Hommes et chevaux disparaissaient dans cette mer verdoyante et il fallait se tenir groupés pour ne point courir le risque de se perdre ou, ce qui eût été plus grave, de se laisser surprendre par les faunes de la prairie.

— Comment ? s’écria Léopold qui ne put s’empêcher de frissonner, à cette révélation, je m’étais laissé conter qu’à part les serpents à sonnettes, l’Amérique septentrionale n’avait plus d’animaux féroces.

— On vous avait trompé, cher Monsieur, répliqua d’un ton passablement gouailleur Joë O’Connor, auquel le Français avait cru devoir communiquer cette réflexion. — Nous possédons encore quelques variétés de félins dangereux : le couguar, que, dans l’Amérique du Sud, on nomme puma, ou lion sans crinière, une espèce de panthère de taille inférieure à celle du jaguar, des loups redoutables en bandes, et, dans le voisinage des montagnes, tous les genres d’ours, et surtout le terrible grizzly.

Il ajouta :

— Et, puisque vous parlez de serpents, sachez que le crotale est encore assez répandu dans nos régions. Il a pour compères plusieurs sortes de trigonocéphales, analogues à ceux de Panama, et de la Colombie, et même quelques pythons de belle venue. Je ne vous parle pas du serpent-fouet, que nous aurons l’occasion de rencontrer.

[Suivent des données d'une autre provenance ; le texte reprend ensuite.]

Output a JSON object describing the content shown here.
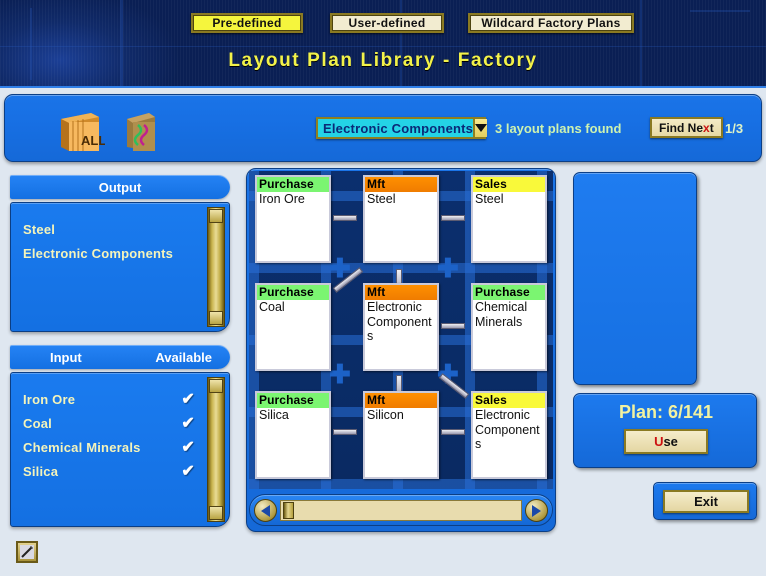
{
  "header": {
    "title": "Layout Plan Library - Factory",
    "tabs": [
      {
        "label": "Pre-defined",
        "active": true
      },
      {
        "label": "User-defined",
        "active": false
      },
      {
        "label": "Wildcard Factory Plans",
        "active": false
      }
    ]
  },
  "toolbar": {
    "all_books_icon_label": "ALL",
    "filter_value": "Electronic Components",
    "found_text": "3 layout plans found",
    "find_next_label": "Find Next",
    "find_next_accel": "x",
    "find_position": "1/3"
  },
  "output_panel": {
    "title": "Output",
    "items": [
      "Steel",
      "Electronic Components"
    ]
  },
  "input_panel": {
    "title": "Input",
    "available_title": "Available",
    "items": [
      {
        "name": "Iron Ore",
        "available": true
      },
      {
        "name": "Coal",
        "available": true
      },
      {
        "name": "Chemical Minerals",
        "available": true
      },
      {
        "name": "Silica",
        "available": true
      }
    ],
    "check_glyph": "✔"
  },
  "grid": {
    "cards": [
      {
        "type": "Purchase",
        "kind": "purchase",
        "name": "Iron Ore",
        "col": 0,
        "row": 0
      },
      {
        "type": "Mft",
        "kind": "mft",
        "name": "Steel",
        "col": 1,
        "row": 0
      },
      {
        "type": "Sales",
        "kind": "sales",
        "name": "Steel",
        "col": 2,
        "row": 0
      },
      {
        "type": "Purchase",
        "kind": "purchase",
        "name": "Coal",
        "col": 0,
        "row": 1
      },
      {
        "type": "Mft",
        "kind": "mft",
        "name": "Electronic Components",
        "col": 1,
        "row": 1
      },
      {
        "type": "Purchase",
        "kind": "purchase",
        "name": "Chemical Minerals",
        "col": 2,
        "row": 1
      },
      {
        "type": "Purchase",
        "kind": "purchase",
        "name": "Silica",
        "col": 0,
        "row": 2
      },
      {
        "type": "Mft",
        "kind": "mft",
        "name": "Silicon",
        "col": 1,
        "row": 2
      },
      {
        "type": "Sales",
        "kind": "sales",
        "name": "Electronic Components",
        "col": 2,
        "row": 2
      }
    ]
  },
  "right_panel": {
    "plan_label": "Plan: 6/141",
    "use_label": "Use",
    "use_accel": "U",
    "exit_label": "Exit"
  },
  "colors": {
    "accent_blue": "#1a74e8",
    "dark_blue": "#0a2a62",
    "gold": "#e4d6a2",
    "purchase_green": "#7bf571",
    "mft_orange": "#ff9000",
    "sales_yellow": "#f9f93a",
    "title_yellow": "#f2f24a"
  }
}
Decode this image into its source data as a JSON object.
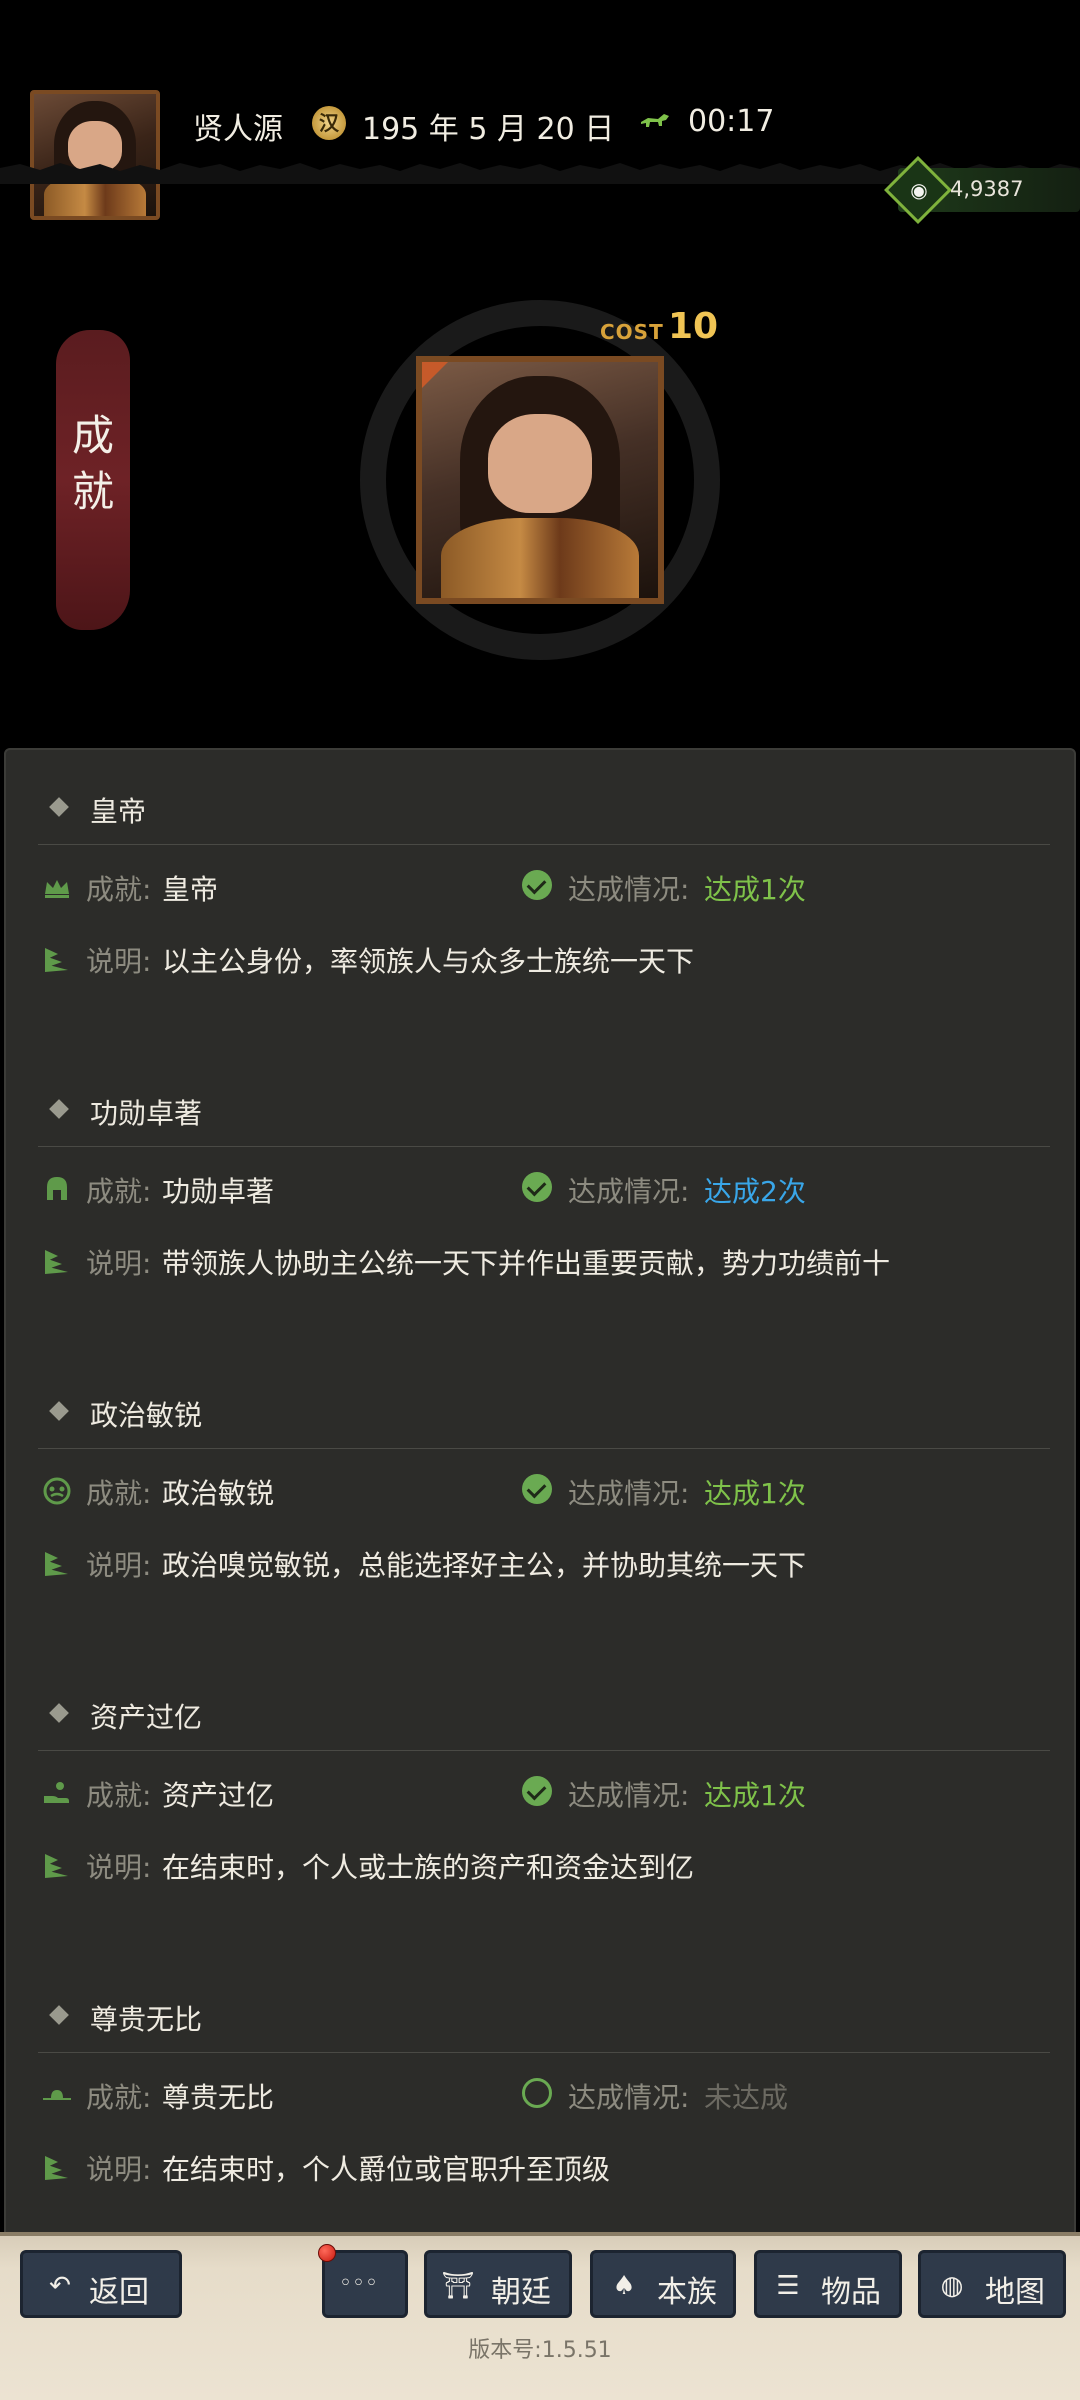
{
  "header": {
    "player_name": "贤人源",
    "year_glyph": "汉",
    "date": "195 年 5 月 20 日",
    "time": "00:17",
    "money": "4,9387"
  },
  "profile": {
    "banner_title": "成就",
    "cost_label": "COST",
    "cost_value": "10"
  },
  "achievements": [
    {
      "title": "皇帝",
      "icon": "crown-icon",
      "label_achievement": "成就:",
      "name": "皇帝",
      "label_status": "达成情况:",
      "status": "达成1次",
      "status_color": "#7fc24a",
      "completed": true,
      "label_desc": "说明:",
      "description": "以主公身份，率领族人与众多士族统一天下"
    },
    {
      "title": "功勋卓著",
      "icon": "helmet-icon",
      "label_achievement": "成就:",
      "name": "功勋卓著",
      "label_status": "达成情况:",
      "status": "达成2次",
      "status_color": "#39a6e8",
      "completed": true,
      "label_desc": "说明:",
      "description": "带领族人协助主公统一天下并作出重要贡献，势力功绩前十"
    },
    {
      "title": "政治敏锐",
      "icon": "mask-icon",
      "label_achievement": "成就:",
      "name": "政治敏锐",
      "label_status": "达成情况:",
      "status": "达成1次",
      "status_color": "#7fc24a",
      "completed": true,
      "label_desc": "说明:",
      "description": "政治嗅觉敏锐，总能选择好主公，并协助其统一天下"
    },
    {
      "title": "资产过亿",
      "icon": "hand-coin-icon",
      "label_achievement": "成就:",
      "name": "资产过亿",
      "label_status": "达成情况:",
      "status": "达成1次",
      "status_color": "#7fc24a",
      "completed": true,
      "label_desc": "说明:",
      "description": "在结束时，个人或士族的资产和资金达到亿"
    },
    {
      "title": "尊贵无比",
      "icon": "official-hat-icon",
      "label_achievement": "成就:",
      "name": "尊贵无比",
      "label_status": "达成情况:",
      "status": "未达成",
      "status_color": "#6c6a62",
      "completed": false,
      "label_desc": "说明:",
      "description": "在结束时，个人爵位或官职升至顶级"
    }
  ],
  "nav": {
    "back": "返回",
    "more": "◦◦◦",
    "court": "朝廷",
    "clan": "本族",
    "items": "物品",
    "map": "地图"
  },
  "version": "版本号:1.5.51"
}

Ces explications, données d’une voix extrêmement calme, n’étaient pas faites pour mettre la confiance dans l’esprit de Sourbin. Il lui arriva de regretter de s’être embarqué en pareille aventure.

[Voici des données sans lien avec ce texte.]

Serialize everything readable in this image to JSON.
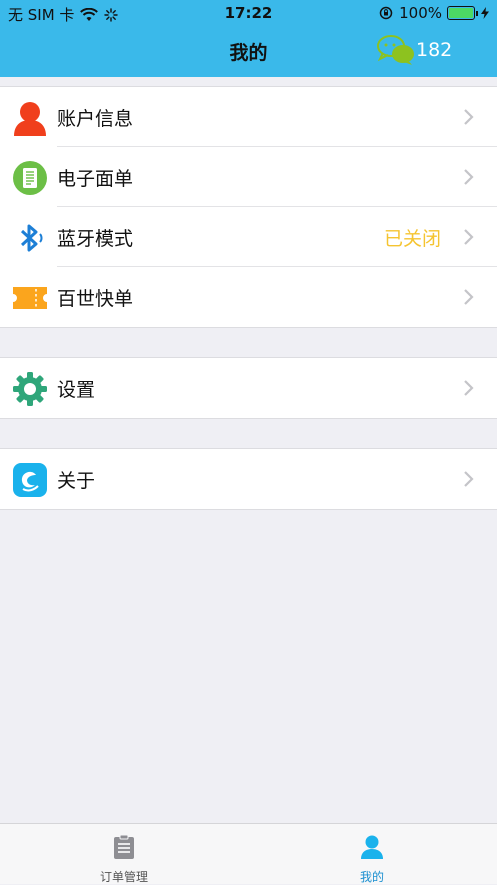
{
  "status_bar": {
    "carrier": "无 SIM 卡",
    "time": "17:22",
    "battery_percent": "100%"
  },
  "header": {
    "title": "我的",
    "chat_count": "182"
  },
  "menu_groups": [
    [
      {
        "label": "账户信息",
        "icon": "user-icon"
      },
      {
        "label": "电子面单",
        "icon": "document-icon"
      },
      {
        "label": "蓝牙模式",
        "icon": "bluetooth-icon",
        "value": "已关闭"
      },
      {
        "label": "百世快单",
        "icon": "ticket-icon"
      }
    ],
    [
      {
        "label": "设置",
        "icon": "gear-icon"
      }
    ],
    [
      {
        "label": "关于",
        "icon": "app-logo-icon"
      }
    ]
  ],
  "tabbar": {
    "tabs": [
      {
        "label": "订单管理",
        "icon": "clipboard-icon"
      },
      {
        "label": "我的",
        "icon": "profile-icon"
      }
    ]
  },
  "colors": {
    "header_bg": "#3ab9ea",
    "bluetooth_status": "#f5c431",
    "tab_active": "#2ba6e0",
    "tab_inactive": "#8e8e93"
  }
}
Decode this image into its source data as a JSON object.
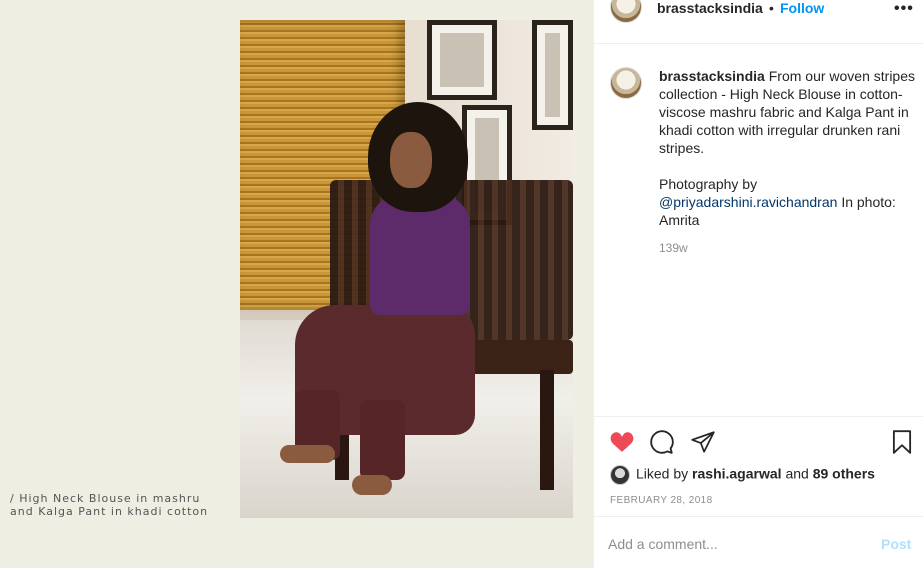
{
  "post": {
    "image_caption_line1": "/ High Neck Blouse in mashru",
    "image_caption_line2": "and Kalga Pant in khadi cotton"
  },
  "header": {
    "username": "brasstacksindia",
    "separator": "•",
    "follow_label": "Follow",
    "more_label": "•••"
  },
  "comment": {
    "username": "brasstacksindia",
    "text_part1": "From our woven stripes collection - High Neck Blouse in cotton-viscose mashru fabric and Kalga Pant in khadi cotton with irregular drunken rani stripes.",
    "text_part2_prefix": "Photography by",
    "mention": "@priyadarshini.ravichandran",
    "text_part2_suffix": "In photo: Amrita",
    "time": "139w"
  },
  "actions": {
    "icons": [
      "heart-icon",
      "comment-icon",
      "share-icon",
      "bookmark-icon"
    ],
    "liked": true
  },
  "likes": {
    "prefix": "Liked by",
    "user": "rashi.agarwal",
    "joiner": "and",
    "others": "89 others"
  },
  "date": "FEBRUARY 28, 2018",
  "add_comment": {
    "placeholder": "Add a comment...",
    "post_label": "Post"
  },
  "colors": {
    "accent": "#0095f6",
    "like": "#ed4956",
    "post_disabled": "#b2dffc"
  }
}
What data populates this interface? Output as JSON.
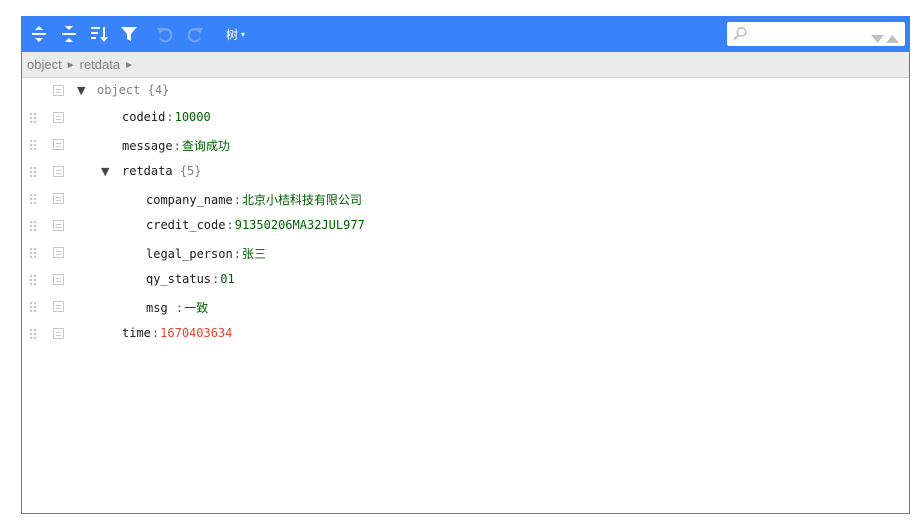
{
  "toolbar": {
    "mode_label": "树",
    "mode_caret": "▾",
    "search_placeholder": ""
  },
  "colors": {
    "accent": "#3883fa",
    "value_green": "#006000",
    "value_red": "#ee422e"
  },
  "navbar": {
    "crumbs": [
      "object",
      "retdata"
    ],
    "separator": "►"
  },
  "tree": {
    "root": {
      "toggle": "▼",
      "label": "object",
      "count": "{4}"
    },
    "codeid": {
      "key": "codeid",
      "value": "10000"
    },
    "message": {
      "key": "message",
      "value": "查询成功"
    },
    "retdata": {
      "toggle": "▼",
      "label": "retdata",
      "count": "{5}"
    },
    "company_name": {
      "key": "company_name",
      "value": "北京小桔科技有限公司"
    },
    "credit_code": {
      "key": "credit_code",
      "value": "91350206MA32JUL977"
    },
    "legal_person": {
      "key": "legal_person",
      "value": "张三"
    },
    "qy_status": {
      "key": "qy_status",
      "value": "01"
    },
    "msg": {
      "key": "msg ",
      "value": "一致"
    },
    "time": {
      "key": "time",
      "value": "1670403634"
    },
    "colon": ":"
  }
}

Il fut bientôt à même de joindre aux renseignements fournis par ses compagnons de route, les fruits de sa propre expérience, et ce dans des circonstances particulièrement émouvantes.

La colonne venait de sortir momentanément des grandes herbes et s’était engagée sur un sol pierreux que couvrait à peine un gazon rare. Sous les rayons obliques du soleil d’automne, cette plaine immense dégageait une chaleur énorme. Les chevaux, lassés, sentaient peser sur eux la fatigue de cette orageuse journée et s’en allaient, le cou pendant, sans que leurs cavaliers songeassent à activer leur allure.

Seul, le nommé Sourbin, peut-être afin de donner à ses compagnons une haute idée de ses moyens hippiques, tracassait sa monture, s’efforçant de l’entraîner à quelque longue course, de la faire caracoler.